On this, the last Thursday of December 2017, Turner Classic
Movies offers one last selection of "Great American Songbook" films. Or, in other words, musicals! Musicals to brighten your evening and make you forget just how horribilis this annus has been. It's hard to be grumpy when people are singing and dancing all over your TV. Got no mansion, got no yacht... Still I'm happy with what I got...

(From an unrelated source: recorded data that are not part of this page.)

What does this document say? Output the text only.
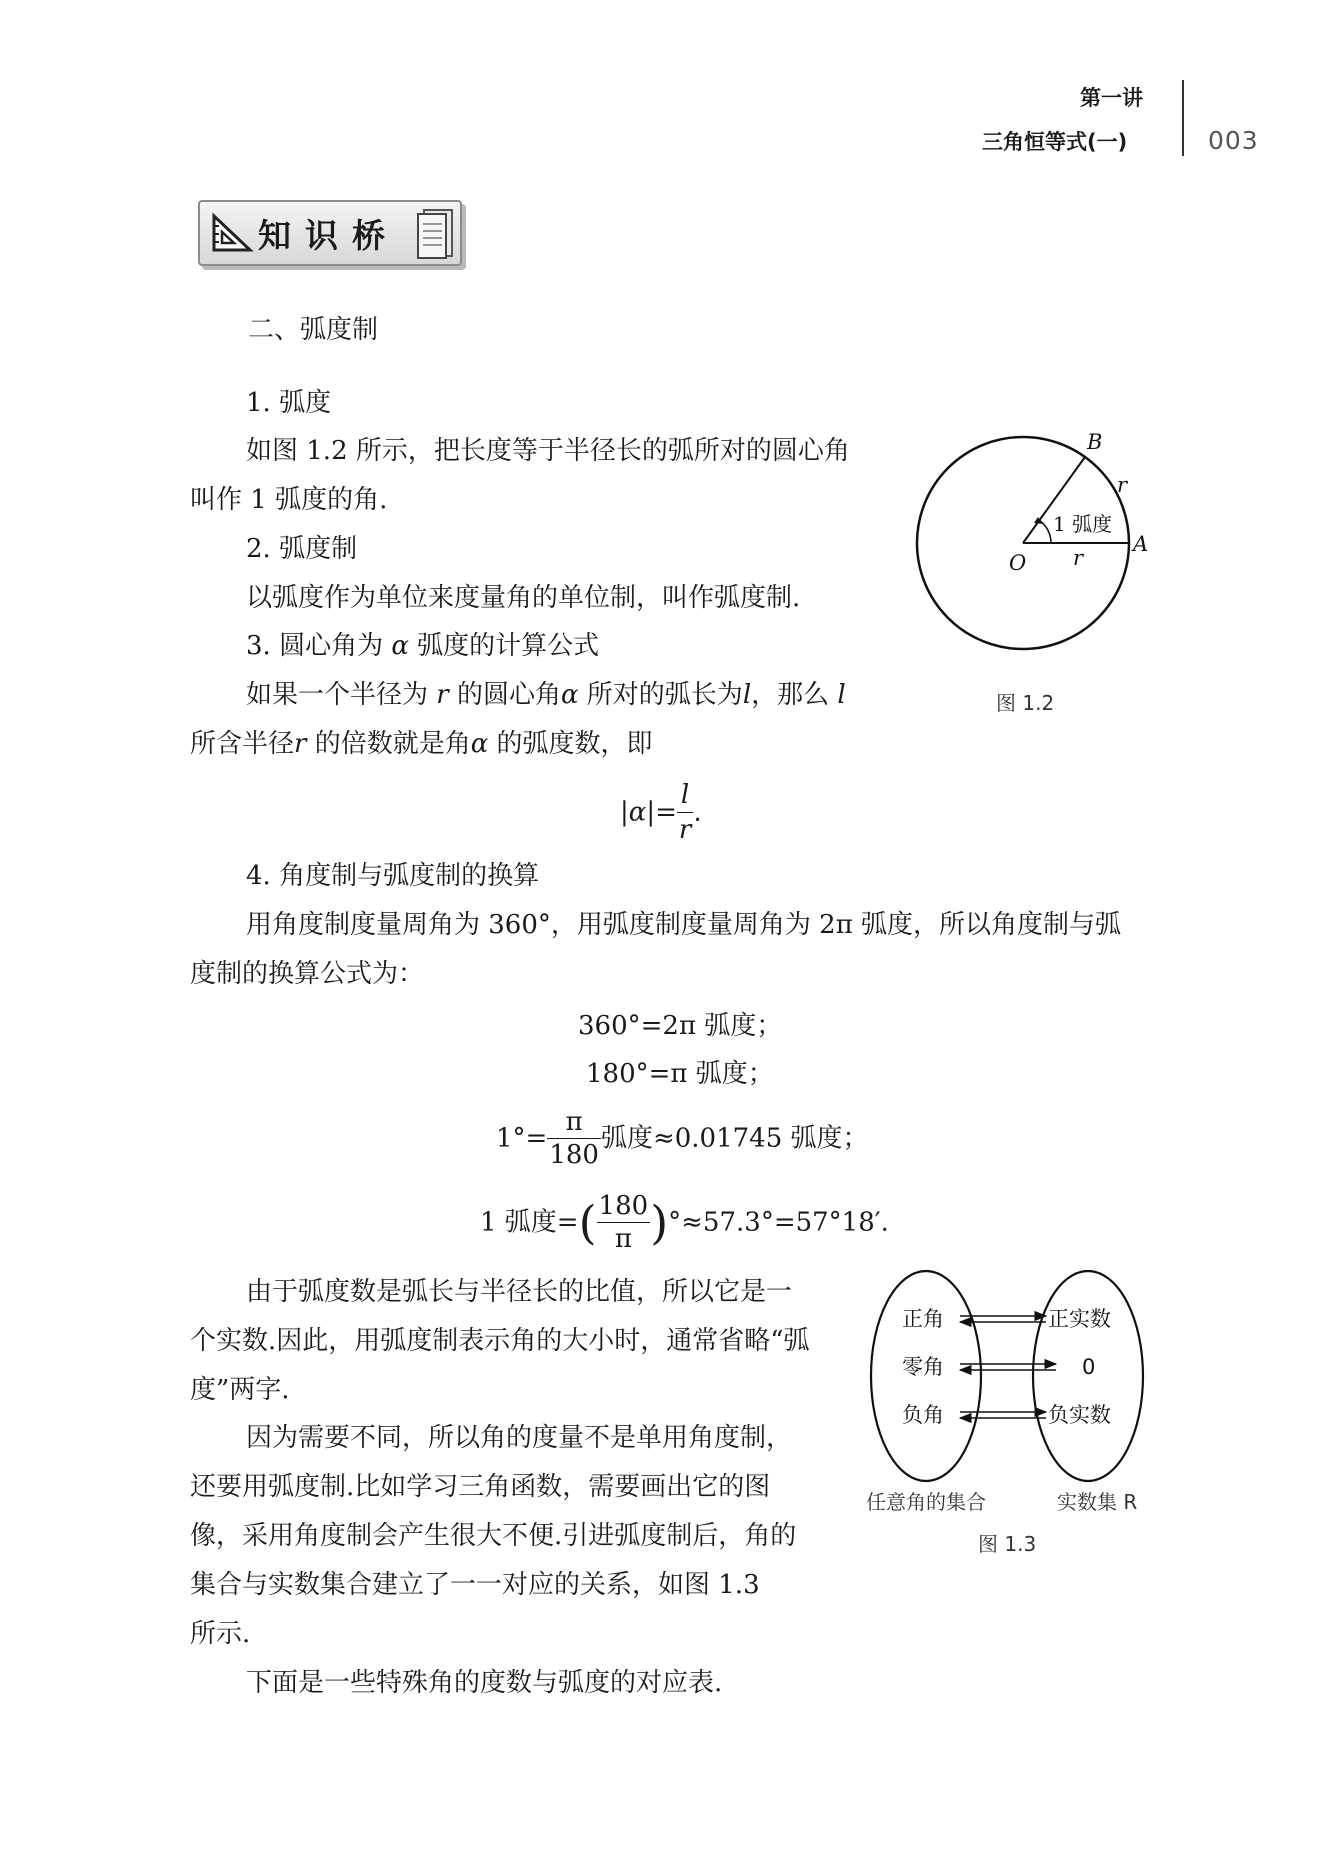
第一讲
三角恒等式(一)	003
知识桥
二、弧度制
1. 弧度
如图 1.2 所示，把长度等于半径长的弧所对的圆心角
叫作 1 弧度的角.
2. 弧度制
以弧度作为单位来度量角的单位制，叫作弧度制.
3. 圆心角为 α 弧度的计算公式
如果一个半径为 r 的圆心角α 所对的弧长为l，那么 l
所含半径r 的倍数就是角α 的弧度数，即
$|\alpha|= \frac{l}{r}$ .
4. 角度制与弧度制的换算
用角度制度量周角为 360°，用弧度制度量周角为 2π 弧度，所以角度制与弧
度制的换算公式为：
360°=2π 弧度；
180°=π 弧度；
$1^\circ= \frac{\pi}{180}$ 弧度≈0.01745 弧度；
1 弧度=( $\frac{180}{\pi} )^\circ\approx 57.3^\circ=57^\circ 18'$.
由于弧度数是弧长与半径长的比值，所以它是一
个实数.因此，用弧度制表示角的大小时，通常省略“弧
度”两字.
因为需要不同，所以角的度量不是单用角度制，
还要用弧度制.比如学习三角函数，需要画出它的图
像，采用角度制会产生很大不便.引进弧度制后，角的
集合与实数集合建立了一一对应的关系，如图 1.3
所示.
下面是一些特殊角的度数与弧度的对应表.
B
r
1 弧度
O r
A
图 1.2
正角
零角
负角
正实数
0
负实数
任意角的集合	实数集 R
图 1.3
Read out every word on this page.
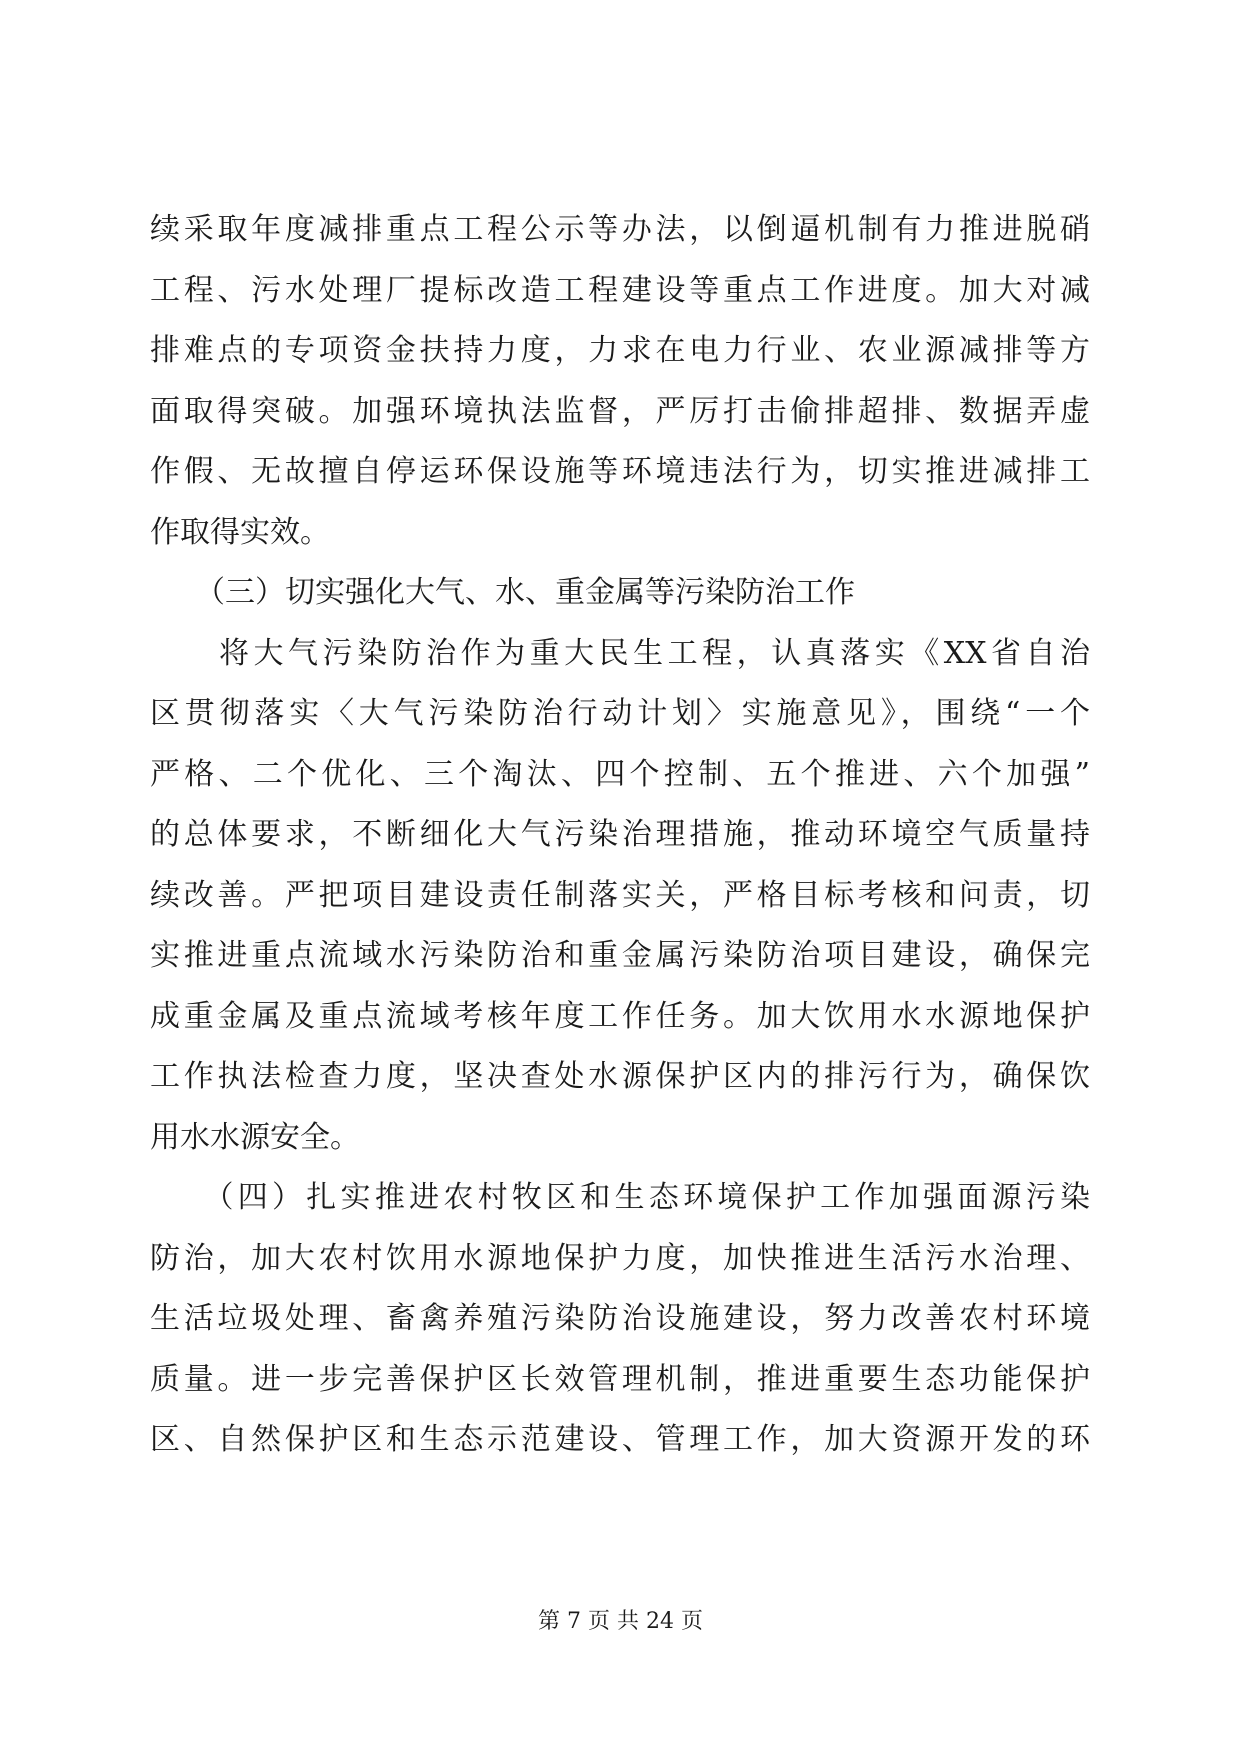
续采取年度减排重点工程公示等办法，以倒逼机制有力推进脱硝
工程、污水处理厂提标改造工程建设等重点工作进度。加大对减
排难点的专项资金扶持力度，力求在电力行业、农业源减排等方
面取得突破。加强环境执法监督，严厉打击偷排超排、数据弄虚
作假、无故擅自停运环保设施等环境违法行为，切实推进减排工
作取得实效。
　　（三）切实强化大气、水、重金属等污染防治工作
　　将大气污染防治作为重大民生工程，认真落实《XX省自治
区贯彻落实〈大气污染防治行动计划〉实施意见》，围绕“一个
严格、二个优化、三个淘汰、四个控制、五个推进、六个加强”
的总体要求，不断细化大气污染治理措施，推动环境空气质量持
续改善。严把项目建设责任制落实关，严格目标考核和问责，切
实推进重点流域水污染防治和重金属污染防治项目建设，确保完
成重金属及重点流域考核年度工作任务。加大饮用水水源地保护
工作执法检查力度，坚决查处水源保护区内的排污行为，确保饮
用水水源安全。
　　（四）扎实推进农村牧区和生态环境保护工作加强面源污染
防治，加大农村饮用水源地保护力度，加快推进生活污水治理、
生活垃圾处理、畜禽养殖污染防治设施建设，努力改善农村环境
质量。进一步完善保护区长效管理机制，推进重要生态功能保护
区、自然保护区和生态示范建设、管理工作，加大资源开发的环
第 7 页 共 24 页
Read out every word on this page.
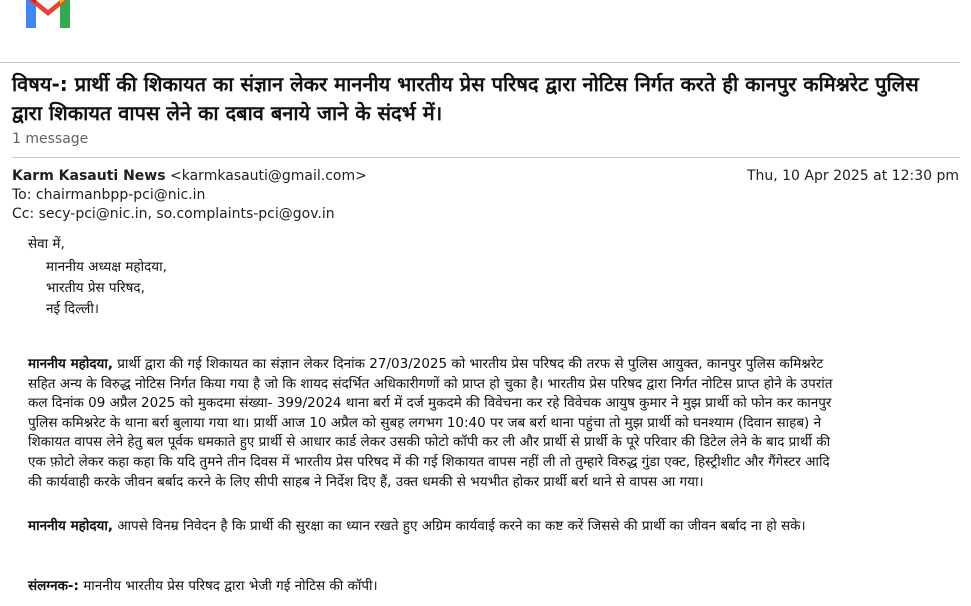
विषय-: प्रार्थी की शिकायत का संज्ञान लेकर माननीय भारतीय प्रेस परिषद द्वारा नोटिस निर्गत करते ही कानपुर कमिश्नरेट पुलिस द्वारा शिकायत वापस लेने का दबाव बनाये जाने के संदर्भ में।
1 message
Karm Kasauti News <karmkasauti@gmail.com>	Thu, 10 Apr 2025 at 12:30 pm
To: chairmanbpp-pci@nic.in
Cc: secy-pci@nic.in, so.complaints-pci@gov.in
सेवा में,
माननीय अध्यक्ष महोदया,
भारतीय प्रेस परिषद,
नई दिल्ली।
माननीय महोदया, प्रार्थी द्वारा की गई शिकायत का संज्ञान लेकर दिनांक 27/03/2025 को भारतीय प्रेस परिषद की तरफ से पुलिस आयुक्त, कानपुर पुलिस कमिश्नरेट
सहित अन्य के विरुद्ध नोटिस निर्गत किया गया है जो कि शायद संदर्भित अधिकारीगणों को प्राप्त हो चुका है। भारतीय प्रेस परिषद द्वारा निर्गत नोटिस प्राप्त होने के उपरांत
कल दिनांक 09 अप्रैल 2025 को मुकदमा संख्या- 399/2024 थाना बर्रा में दर्ज मुकदमे की विवेचना कर रहे विवेचक आयुष कुमार ने मुझ प्रार्थी को फोन कर कानपुर
पुलिस कमिश्नरेट के थाना बर्रा बुलाया गया था। प्रार्थी आज 10 अप्रैल को सुबह लगभग 10:40 पर जब बर्रा थाना पहुंचा तो मुझ प्रार्थी को घनश्याम (दिवान साहब) ने
शिकायत वापस लेने हेतु बल पूर्वक धमकाते हुए प्रार्थी से आधार कार्ड लेकर उसकी फोटो कॉपी कर ली और प्रार्थी से प्रार्थी के पूरे परिवार की डिटेल लेने के बाद प्रार्थी की
एक फ़ोटो लेकर कहा कहा कि यदि तुमने तीन दिवस में भारतीय प्रेस परिषद में की गई शिकायत वापस नहीं ली तो तुम्हारे विरुद्ध गुंडा एक्ट, हिस्ट्रीशीट और गैंगेस्टर आदि
की कार्यवाही करके जीवन बर्बाद करने के लिए सीपी साहब ने निर्देश दिए हैं, उक्त धमकी से भयभीत होकर प्रार्थी बर्रा थाने से वापस आ गया।
माननीय महोदया, आपसे विनम्र निवेदन है कि प्रार्थी की सुरक्षा का ध्यान रखते हुए अग्रिम कार्यवाई करने का कष्ट करें जिससे की प्रार्थी का जीवन बर्बाद ना हो सके।
संलग्नक-: माननीय भारतीय प्रेस परिषद द्वारा भेजी गई नोटिस की कॉपी।
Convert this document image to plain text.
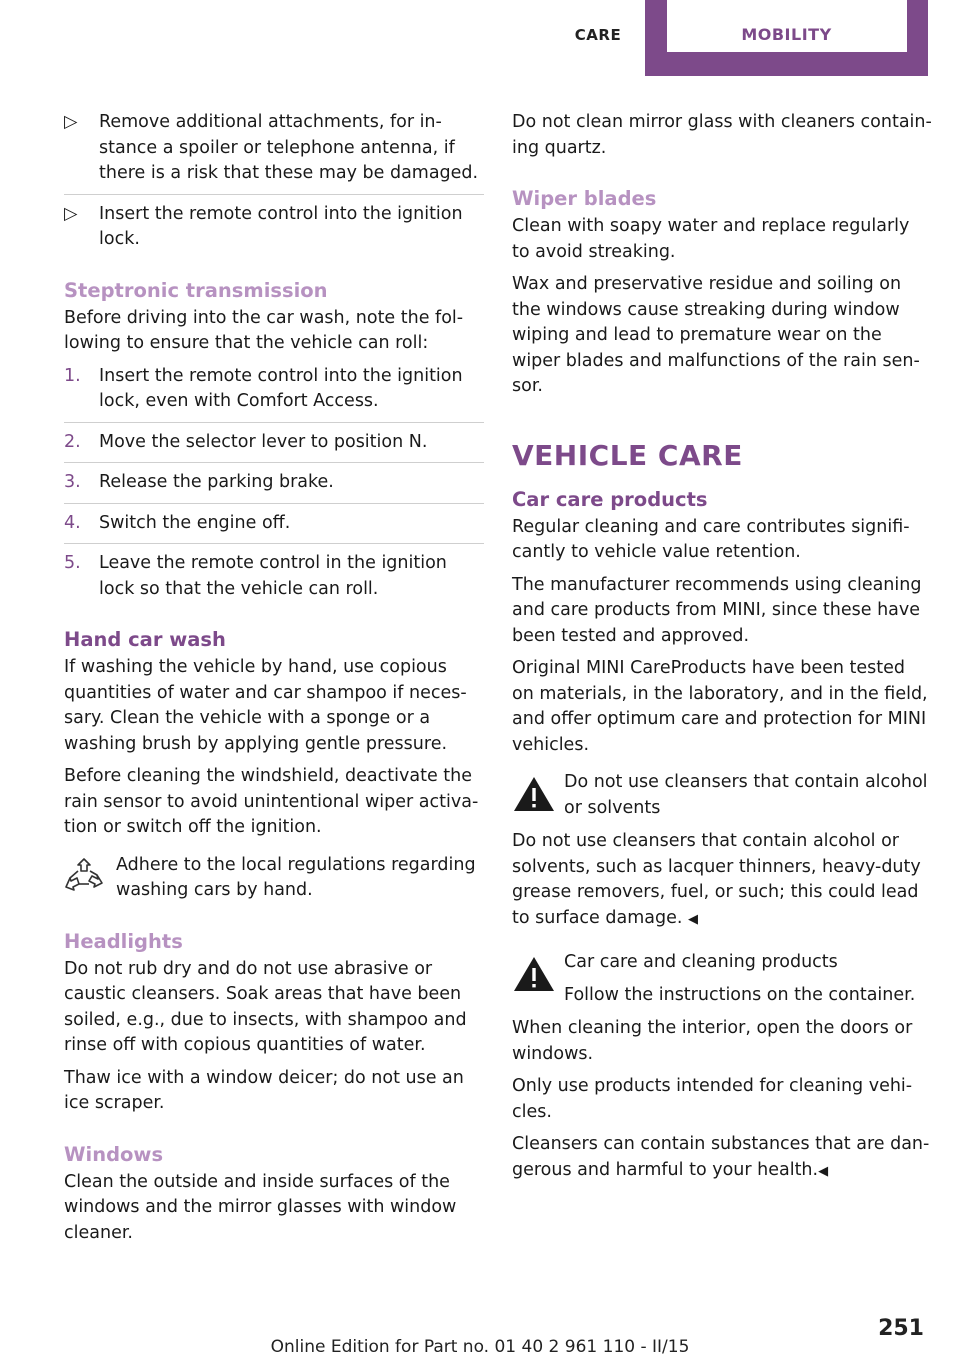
CARE	MOBILITY
▷ Remove additional attachments, for instance a spoiler or telephone antenna, if there is a risk that these may be damaged.
▷ Insert the remote control into the ignition lock.
Steptronic transmission

Before driving into the car wash, note the following to ensure that the vehicle can roll:

1. Insert the remote control into the ignition lock, even with Comfort Access.
2. Move the selector lever to position N.
3. Release the parking brake.
4. Switch the engine off.
5. Leave the remote control in the ignition lock so that the vehicle can roll.
Hand car wash

If washing the vehicle by hand, use copious quantities of water and car shampoo if necessary. Clean the vehicle with a sponge or a washing brush by applying gentle pressure.

Before cleaning the windshield, deactivate the rain sensor to avoid unintentional wiper activation or switch off the ignition.

Adhere to the local regulations regarding washing cars by hand.

Headlights

Do not rub dry and do not use abrasive or caustic cleansers. Soak areas that have been soiled, e.g., due to insects, with shampoo and rinse off with copious quantities of water.

Thaw ice with a window deicer; do not use an ice scraper.

Windows

Clean the outside and inside surfaces of the windows and the mirror glasses with window cleaner.

Do not clean mirror glass with cleaners containing quartz.

Wiper blades

Clean with soapy water and replace regularly to avoid streaking.

Wax and preservative residue and soiling on the windows cause streaking during window wiping and lead to premature wear on the wiper blades and malfunctions of the rain sensor.

VEHICLE CARE
Car care products

Regular cleaning and care contributes significantly to vehicle value retention.

The manufacturer recommends using cleaning and care products from MINI, since these have been tested and approved.

Original MINI CareProducts have been tested on materials, in the laboratory, and in the field, and offer optimum care and protection for MINI vehicles.

Do not use cleansers that contain alcohol or solvents

Do not use cleansers that contain alcohol or solvents, such as lacquer thinners, heavy-duty grease removers, fuel, or such; this could lead to surface damage. ◀

Car care and cleaning products

Follow the instructions on the container.

When cleaning the interior, open the doors or windows.

Only use products intended for cleaning vehicles.

Cleansers can contain substances that are dangerous and harmful to your health.◀

251
Online Edition for Part no. 01 40 2 961 110 - II/15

The marquee movie airing at 8 pm Eastern/7 pm Central is The Dolly Sisters, the 1945 pseudo-bio-pic from 20th Century Fox, starring Betty Grable and June Haver as a highly fictionalized version of Jenny and Rosie Dolly, Hungarian-American twin sisters who were major stars in the U.S. and Europe in the early 20th century. John Payne plays Harry Fox, Jenny Dolly's dancer husband, but it's S.Z. "Cuddles" Sakall who steals the show every time he appears as the adorable but irresponsible Uncle Latsie. Standards that qualify for the Great American Songbook like "Carolina in the Morning" and "I'm Always Chasing Rainbows" are performed in the movie.
After the Dolly Sisters take a bow, Miss Annie Oakley is up in Annie Get Your Gun, the big, boffo 1950 Hollywood version of Irving Berlin's stage musical. With "more bounce per ounce" Betty Hutton as Annie instead of Broadway's Ethel Merman, this technicolor extravaganza definitely has energy to burn. Howard Keel is handsome and tuneful as Annie's husband and shooting rival, Frank Butler, and Berlin's dandy score, stuffed with hits like "There's No Business Like Show Business," "You Can't Get a Man with a Gun" and "Anything You Can Do" can't be beat. Annie Get Your Gun airs at 9:15 pm Central time tonight on TCM.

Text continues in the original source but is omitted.